LE DÉNI ET LA PROPAGANDE : LE DÉNI DE DÉCENNIES DE CRIMES DOCUMENTÉS.

Déni et propagande : Le déni de décennies de crimes documentés.

Cet article de Khamidoune Ag Toumast est une réponse à ceux qui nient la vérité sur le conflit entre le Mali et l'Azawad (nord du Mali).

C'est une réponse aux nombreuses tentatives d'enterrer les vérités historiques - documentées par les Nations Unies, Human Rights Watch, Amnesty International, et même par des rapports internes maliens. Il ne s'agit donc pas d'une question de perspective, mais d'une question de vérité et de justice.

Il répond à la propagande malienne par des explications approfondies de la vraie vérité, même si elle n`est pas du genre à leur convenir. La vérité est la vérité et ne peut être enterrée.
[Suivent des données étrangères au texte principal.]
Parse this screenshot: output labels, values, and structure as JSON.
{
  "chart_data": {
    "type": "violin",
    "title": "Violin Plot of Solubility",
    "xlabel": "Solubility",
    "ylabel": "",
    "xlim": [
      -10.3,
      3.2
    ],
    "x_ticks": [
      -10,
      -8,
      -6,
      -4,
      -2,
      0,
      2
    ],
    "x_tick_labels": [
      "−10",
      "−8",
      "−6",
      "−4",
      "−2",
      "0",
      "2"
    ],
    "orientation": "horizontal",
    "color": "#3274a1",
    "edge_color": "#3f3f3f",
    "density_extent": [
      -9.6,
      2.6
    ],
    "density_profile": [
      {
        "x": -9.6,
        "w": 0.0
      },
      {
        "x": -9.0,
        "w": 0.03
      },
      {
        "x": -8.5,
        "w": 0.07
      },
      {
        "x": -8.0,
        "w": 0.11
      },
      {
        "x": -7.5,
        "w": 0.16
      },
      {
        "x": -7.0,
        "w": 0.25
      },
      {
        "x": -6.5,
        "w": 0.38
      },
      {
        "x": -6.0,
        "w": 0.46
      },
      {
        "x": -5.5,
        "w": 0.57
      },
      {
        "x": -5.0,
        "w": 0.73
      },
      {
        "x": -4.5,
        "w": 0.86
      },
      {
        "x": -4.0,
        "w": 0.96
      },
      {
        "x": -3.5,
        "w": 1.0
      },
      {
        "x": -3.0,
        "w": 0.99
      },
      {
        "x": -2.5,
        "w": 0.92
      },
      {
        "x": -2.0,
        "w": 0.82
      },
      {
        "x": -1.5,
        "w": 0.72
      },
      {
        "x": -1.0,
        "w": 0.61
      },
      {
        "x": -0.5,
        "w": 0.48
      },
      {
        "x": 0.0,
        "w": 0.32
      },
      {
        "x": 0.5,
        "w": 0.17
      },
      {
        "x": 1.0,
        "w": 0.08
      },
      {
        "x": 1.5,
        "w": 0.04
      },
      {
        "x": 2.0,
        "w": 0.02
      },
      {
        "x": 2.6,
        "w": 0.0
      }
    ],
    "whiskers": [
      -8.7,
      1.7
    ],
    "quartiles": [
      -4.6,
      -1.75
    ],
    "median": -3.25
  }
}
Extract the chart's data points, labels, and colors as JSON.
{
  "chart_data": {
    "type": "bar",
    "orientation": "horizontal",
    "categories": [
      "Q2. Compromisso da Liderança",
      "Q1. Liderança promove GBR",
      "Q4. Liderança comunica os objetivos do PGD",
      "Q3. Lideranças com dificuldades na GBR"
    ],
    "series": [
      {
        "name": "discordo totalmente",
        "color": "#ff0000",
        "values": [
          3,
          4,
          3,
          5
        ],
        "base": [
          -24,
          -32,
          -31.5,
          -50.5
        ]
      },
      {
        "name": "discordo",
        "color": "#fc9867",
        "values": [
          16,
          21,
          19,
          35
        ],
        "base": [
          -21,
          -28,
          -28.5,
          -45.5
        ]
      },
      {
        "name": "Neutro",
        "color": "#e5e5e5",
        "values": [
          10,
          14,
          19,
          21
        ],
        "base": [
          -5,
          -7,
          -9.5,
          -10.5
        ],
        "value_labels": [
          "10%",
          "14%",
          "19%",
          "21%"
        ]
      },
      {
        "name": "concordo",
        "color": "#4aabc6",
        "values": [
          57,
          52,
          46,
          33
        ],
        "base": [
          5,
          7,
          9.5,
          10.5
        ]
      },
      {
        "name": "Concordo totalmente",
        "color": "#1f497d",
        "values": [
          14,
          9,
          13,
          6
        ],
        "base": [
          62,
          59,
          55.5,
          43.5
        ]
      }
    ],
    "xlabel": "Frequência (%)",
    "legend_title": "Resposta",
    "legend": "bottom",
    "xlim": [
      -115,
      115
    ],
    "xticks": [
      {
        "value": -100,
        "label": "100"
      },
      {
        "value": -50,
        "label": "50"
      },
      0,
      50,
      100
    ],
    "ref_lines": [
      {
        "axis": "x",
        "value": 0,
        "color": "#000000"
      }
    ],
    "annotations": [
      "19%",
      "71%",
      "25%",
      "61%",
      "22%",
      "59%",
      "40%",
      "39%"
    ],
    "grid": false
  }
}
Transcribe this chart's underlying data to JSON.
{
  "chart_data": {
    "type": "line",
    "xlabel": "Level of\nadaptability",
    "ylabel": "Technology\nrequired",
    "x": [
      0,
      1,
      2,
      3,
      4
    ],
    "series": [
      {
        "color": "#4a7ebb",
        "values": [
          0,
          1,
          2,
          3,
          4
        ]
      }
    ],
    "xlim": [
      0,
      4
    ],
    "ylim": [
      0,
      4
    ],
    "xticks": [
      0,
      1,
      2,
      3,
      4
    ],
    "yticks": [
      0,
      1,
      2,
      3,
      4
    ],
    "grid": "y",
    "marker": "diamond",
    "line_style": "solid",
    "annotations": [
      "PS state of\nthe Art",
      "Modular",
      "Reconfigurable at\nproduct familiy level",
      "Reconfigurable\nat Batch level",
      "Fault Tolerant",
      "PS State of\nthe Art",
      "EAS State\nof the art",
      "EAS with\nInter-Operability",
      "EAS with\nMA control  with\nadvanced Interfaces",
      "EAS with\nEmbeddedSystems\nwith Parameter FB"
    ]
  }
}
RÉPONSE - L'histoire ne peut être réécrite pour servir la propagande. Avant 1960, il n'y avait pas d'État appelé Mali régissant l'Azawad. Les Touaregs avaient leurs confédérations, leurs territoires et leurs structures sociales.

L’Azawad a été forcé dans le Mali moderne par un tracé colonial sans consultation de ses peuples. C’est un fait historique, pas une invention.


REPONSE - Les massacres commis contre les Touaregs n’ont pas commencé hier, ni avec une quelconque ingérence étrangère. Ils ont commencé dès 1963, puis en 1990, 2006, 2012, 2023…2024...2025.

Toujours le même schéma :

Populations civiles accusées collectivement.
Exécutions sommaires
Villages incendiés
Femmes violées
Enfants tués.

Ce ne sont pas des “manipulations extérieures”.

Ce sont des atrocités commises par des unités maliennes, reconnues dans des rapports publics. On ne peut pas justifier une goutte de sang d’enfant au nom de “l’unité”.


RÉPONSE - Avoir quelques visages décoratifs dans un système ne signifie pas que ce système est juste. Des individus cooptés ne représentent pas des peuples opprimés. L’apartheid politique déguisé ne peut pas être présenté comme une preuve d’inclusion.


RÉPONSES - Les peuples n’obtiennent pas leurs droits par la taille de leur communauté, mais par la légitimité de leurs souffrances. Même un seul village massacré suffit pour demander justice.

Et si nous parlons de chiffres :
Les populations touarègues, arabes, peules et sonrhaïs qui ont subi l’armée malienne parlent toutes d’un même système d’abus répétés. Ce n’est pas une “minorité” qui le dit, mais des communautés entières traumatisées.


RÉPONSE - Cette déclaration n'est pas un argument. C'est un slogan politique.

L’unité ne se décrète pas : elle se mérite par la justice, l’égalité, le respect et la fin de l’impunité. Quand un État frappe une partie de ses citoyens pendant 60 ans. Quand il utilise les bombardements, les exécutions, les disparitions forcées. Quand il traite des peuples entiers comme des ennemis intérieurs, alors ce n’est plus une “unité nationale”. C’est une domination.


RÉPONSE - La fraternité ne se prouve pas par des mots, mais par l'arrêt des crimes.

Un frère ne justifie pas les charniers.
Un frère ne nie pas la souffrance.
Un frère ne banalise pas les larmes des mères.

Mon frère, je veux bien parler d’unité, mais pas d’une unité bâtie sur les tombes de nos enfants.

Je veux bien parler de paix, mais pas d'une paix qui nous demande d'oublier nos morts.

Ce n'est pas la vérité qui divise le Mali, ce sont les injustices non reconnues et les crimes impunis.